As an architect, Neil Logan looks for the inherent qualities of a space he’s been hired to renovate or a site he’s been hired to build upon. Once these are understood, he then goes to work to create something that feels, in his words, “tuned to what is around it.” With Lispenard Sofa Group, his first furniture collection for Herman Miller, he achieves something similar—a quiet, subtle family of furnishings designed to complement their surroundings.
“I think that too often, when someone designs a new sofa, there’s pressure to give it a novel form or some kind of something that makes it new,” Logan says. “But in fact, a piece of furniture like a sofa is almost always less about being new and more about fitting in, being comfortable, and working well with other pieces of furniture.”

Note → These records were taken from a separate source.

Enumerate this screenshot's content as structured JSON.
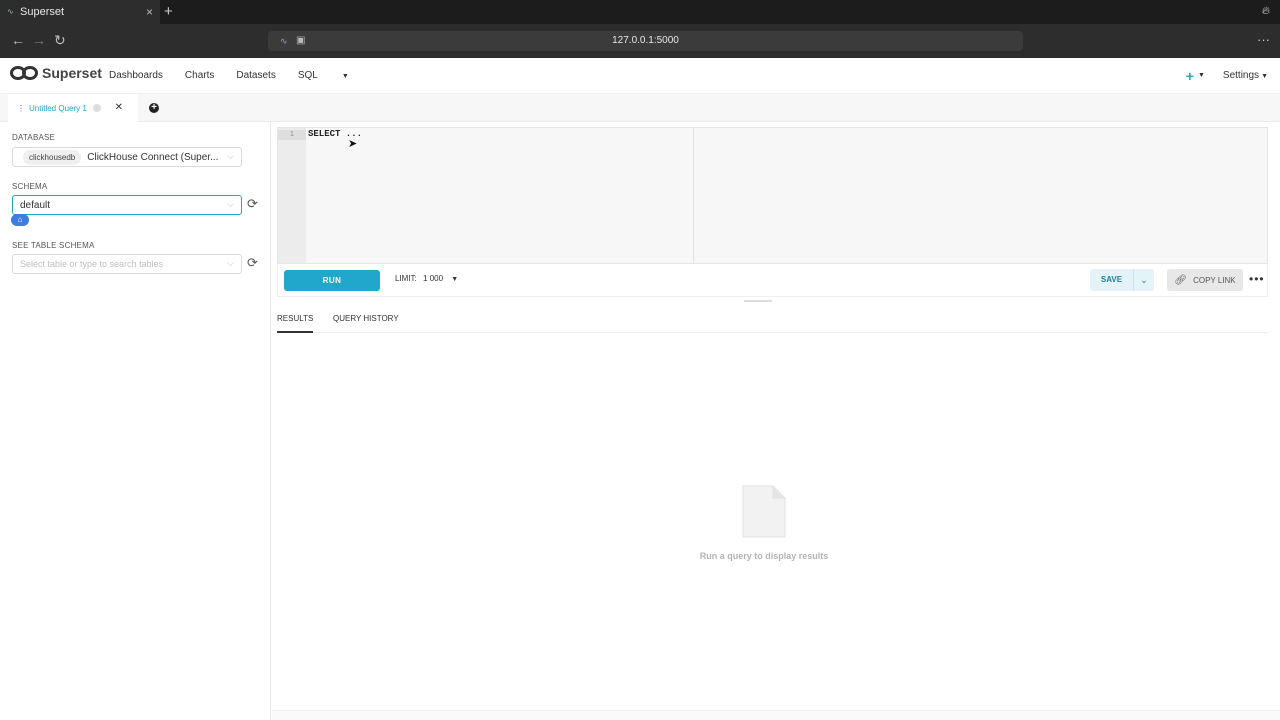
{
  "browser": {
    "tab_title": "Superset",
    "url": "127.0.0.1:5000"
  },
  "header": {
    "logo_text": "Superset",
    "nav": [
      {
        "label": "Dashboards"
      },
      {
        "label": "Charts"
      },
      {
        "label": "Datasets"
      },
      {
        "label": "SQL"
      }
    ],
    "plus_label": "+",
    "settings_label": "Settings"
  },
  "query_tabs": [
    {
      "label": "Untitled Query 1"
    }
  ],
  "sidebar": {
    "database_label": "DATABASE",
    "database_tag": "clickhousedb",
    "database_value": "ClickHouse Connect (Super...",
    "schema_label": "SCHEMA",
    "schema_value": "default",
    "table_schema_label": "SEE TABLE SCHEMA",
    "table_placeholder": "Select table or type to search tables"
  },
  "editor": {
    "line_number": "1",
    "code": "SELECT ..."
  },
  "toolbar": {
    "run_label": "RUN",
    "limit_label": "LIMIT:",
    "limit_value": "1 000",
    "save_label": "SAVE",
    "copy_link_label": "COPY LINK"
  },
  "results": {
    "tabs": [
      {
        "label": "RESULTS"
      },
      {
        "label": "QUERY HISTORY"
      }
    ],
    "empty_message": "Run a query to display results"
  },
  "colors": {
    "accent": "#20a7c9",
    "browser_dark": "#1c1c1c"
  }
}
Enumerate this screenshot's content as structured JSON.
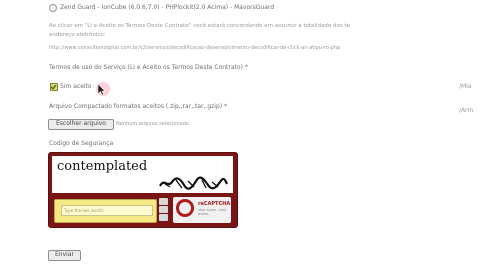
{
  "top_option": {
    "label": "Zend Guard - IonCube (6.0.6,7.0) - PHPlockit(2.0 Acima) - MavorsGuard"
  },
  "notice": {
    "line1": "Ao clicar em \"Li e Aceito os Termos Deste Contrato\" você estará concordando em assumir a totalidade dos te",
    "line2": "endereço eletrônico:",
    "url": "http://www.consultenidigital.com.br/v2/servicos/decodificacao-desenvolvimento-decodificar-de-click-an-atipu-ro-php"
  },
  "terms": {
    "title": "Termos de uso do Serviço (Li e Aceito os Termos Deste Contrato) *",
    "checkbox_label": "Sim aceito",
    "right_hint": "/Mia"
  },
  "upload": {
    "label": "Arquivo Compactado formatos aceitos (.zip,.rar,.tar,.gzip) *",
    "button": "Escolher arquivo",
    "status": "Nenhum arquivo selecionado",
    "right_hint": "/Arm"
  },
  "security": {
    "label": "Codigo de Segurança",
    "captcha_word": "contemplated",
    "input_placeholder": "Type the two words:",
    "brand": "reCAPTCHA",
    "brand_sub": "stop spam. read books."
  },
  "submit": {
    "button": "Enviar"
  },
  "colors": {
    "captcha_frame": "#7a1515",
    "input_yellow": "#f6ea86",
    "checkbox": "#d4d36a"
  }
}
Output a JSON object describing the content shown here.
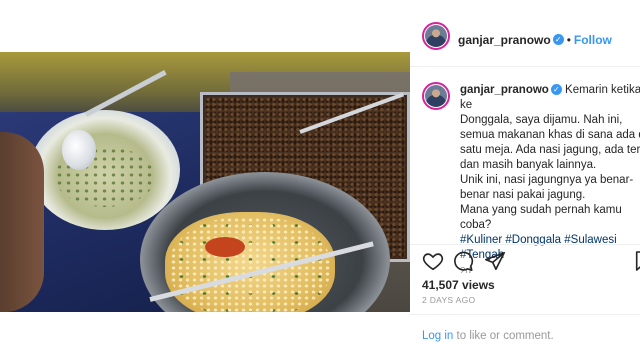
{
  "header": {
    "username": "ganjar_pranowo",
    "separator": "•",
    "follow_label": "Follow"
  },
  "post": {
    "username": "ganjar_pranowo",
    "caption_lines": [
      "Kemarin ketika ke",
      "Donggala, saya dijamu. Nah ini,",
      "semua makanan khas di sana ada di",
      "satu meja. Ada nasi jagung, ada teri,",
      "dan masih banyak lainnya.",
      "Unik ini, nasi jagungnya ya benar-",
      "benar nasi pakai jagung.",
      "Mana yang sudah pernah kamu coba?"
    ],
    "hashtags_line1": [
      "#Kuliner",
      "#Donggala",
      "#Sulawesi"
    ],
    "hashtags_line2": [
      "#Tengah"
    ],
    "comment_time": "2d"
  },
  "stats": {
    "views": "41,507 views",
    "posted": "2 DAYS AGO"
  },
  "login": {
    "link_label": "Log in",
    "rest": " to like or comment."
  },
  "icons": {
    "like": "heart-icon",
    "comment": "comment-icon",
    "share": "share-icon",
    "verified": "verified-badge-icon"
  },
  "colors": {
    "accent": "#3897f0",
    "hashtag": "#003569",
    "muted": "#999999",
    "story_ring": "#d6249f"
  }
}
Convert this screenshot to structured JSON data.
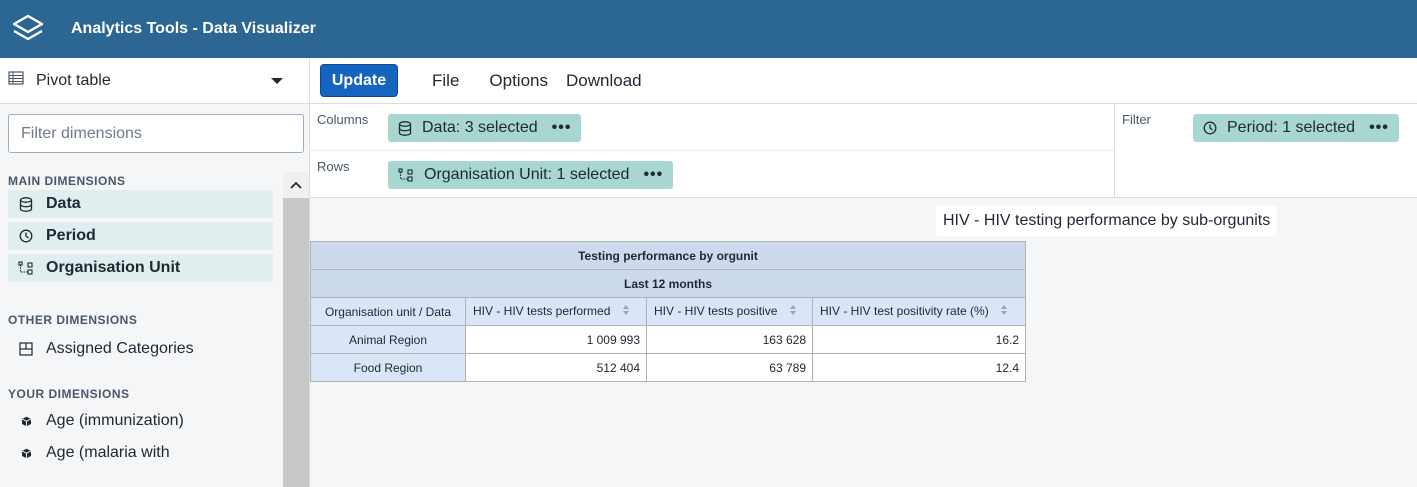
{
  "app": {
    "title": "Analytics Tools - Data Visualizer"
  },
  "vis_type": {
    "label": "Pivot table"
  },
  "filter": {
    "placeholder": "Filter dimensions"
  },
  "main_dimensions": {
    "title": "MAIN DIMENSIONS",
    "items": [
      {
        "label": "Data",
        "icon": "database-icon"
      },
      {
        "label": "Period",
        "icon": "clock-icon"
      },
      {
        "label": "Organisation Unit",
        "icon": "orgunit-tree-icon"
      }
    ]
  },
  "other_dimensions": {
    "title": "OTHER DIMENSIONS",
    "items": [
      {
        "label": "Assigned Categories",
        "icon": "categories-icon"
      }
    ]
  },
  "your_dimensions": {
    "title": "YOUR DIMENSIONS",
    "items": [
      {
        "label": "Age (immunization)",
        "icon": "cube-icon"
      },
      {
        "label": "Age (malaria with",
        "icon": "cube-icon"
      }
    ]
  },
  "toolbar": {
    "update": "Update",
    "file": "File",
    "options": "Options",
    "download": "Download"
  },
  "layout": {
    "columns_label": "Columns",
    "rows_label": "Rows",
    "filter_label": "Filter",
    "columns_chip": "Data: 3 selected",
    "rows_chip": "Organisation Unit: 1 selected",
    "filter_chip": "Period: 1 selected",
    "chip_menu": "•••"
  },
  "visualization": {
    "title": "HIV - HIV testing performance by sub-orgunits",
    "table_title": "Testing performance by orgunit",
    "table_subtitle": "Last 12 months",
    "corner_header": "Organisation unit / Data",
    "columns": [
      "HIV - HIV tests performed",
      "HIV - HIV tests positive",
      "HIV - HIV test positivity rate (%)"
    ],
    "rows": [
      {
        "name": "Animal Region",
        "values": [
          "1 009 993",
          "163 628",
          "16.2"
        ]
      },
      {
        "name": "Food Region",
        "values": [
          "512 404",
          "63 789",
          "12.4"
        ]
      }
    ]
  },
  "colors": {
    "header": "#2c6693",
    "chip": "#a7d7d0",
    "update_button": "#1565c0",
    "table_header": "#dae6f8"
  }
}
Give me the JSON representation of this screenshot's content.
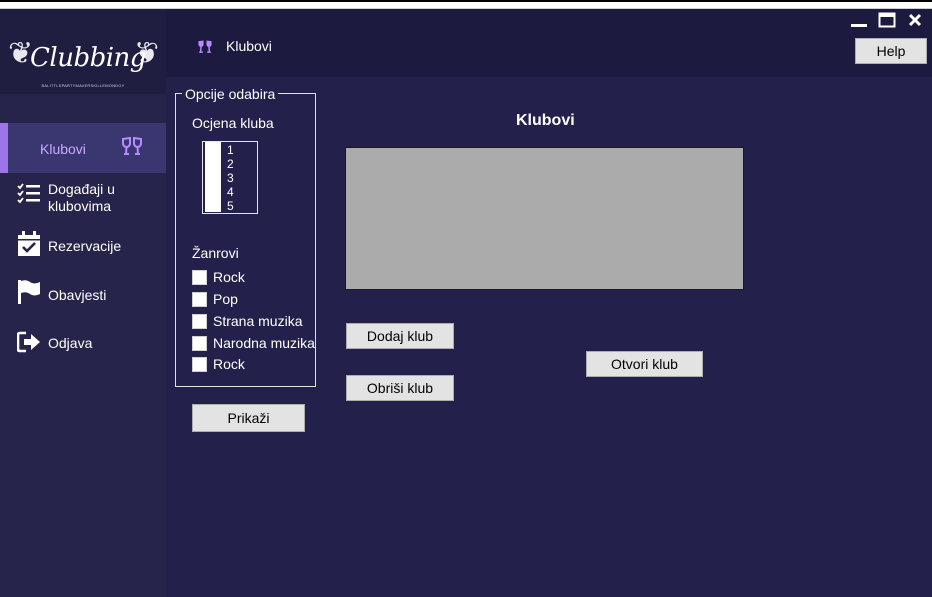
{
  "app": {
    "logo_text": "Clubbing",
    "logo_tagline": "BALITTLEPARTYMAVERSKILLEMONDOY"
  },
  "sidebar": {
    "items": [
      {
        "label": "Klubovi",
        "icon": "cheers-glasses-icon",
        "active": true
      },
      {
        "label": "Događaji u klubovima",
        "icon": "checklist-icon",
        "active": false
      },
      {
        "label": "Rezervacije",
        "icon": "calendar-check-icon",
        "active": false
      },
      {
        "label": "Obavjesti",
        "icon": "flag-icon",
        "active": false
      },
      {
        "label": "Odjava",
        "icon": "sign-out-icon",
        "active": false
      }
    ],
    "active_accent": "#9e75e8"
  },
  "header": {
    "title": "Klubovi",
    "icon": "cheers-glasses-icon",
    "help_label": "Help",
    "window_controls": [
      "minimize-icon",
      "maximize-icon",
      "close-icon"
    ]
  },
  "filters": {
    "group_title": "Opcije odabira",
    "rating_label": "Ocjena kluba",
    "ratings": [
      "1",
      "2",
      "3",
      "4",
      "5"
    ],
    "genres_label": "Žanrovi",
    "genres": [
      "Rock",
      "Pop",
      "Strana muzika",
      "Narodna muzika",
      "Rock"
    ],
    "show_label": "Prikaži"
  },
  "main": {
    "heading": "Klubovi",
    "add_label": "Dodaj klub",
    "delete_label": "Obriši klub",
    "open_label": "Otvori klub"
  },
  "colors": {
    "sidebar_bg": "#26244a",
    "header_bg": "#1c1a3e",
    "content_bg": "#23214b",
    "accent": "#9e75e8",
    "grid_bg": "#ababab"
  }
}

Logan’s interest in designing furniture began as a natural outgrowth of his interior architecture projects. He established his architecture practice in New York City in 1992 after moving there a decade earlier and working for the likes of Toshiko Mori and Edward Larrabee Barnes. In the pre-Internet days of the early 1990s, even well-connected architects found their options within the New York furniture markets limiting. To supplement what was commercially available, Logan began returning from his annual trips to Scandinavia with furniture purchased for various projects. He also started designing more built-ins and custom pieces.
While architect-designed furniture has a tendency to emphasize balance and proportion, Logan prototypes his seating at scale to ensure another quality: comfort. “It’s something that’s not really possible to understand in a drawing or even a model,” he says. “It’s really about testing how it feels, the pitch of the back and the height of the seat.”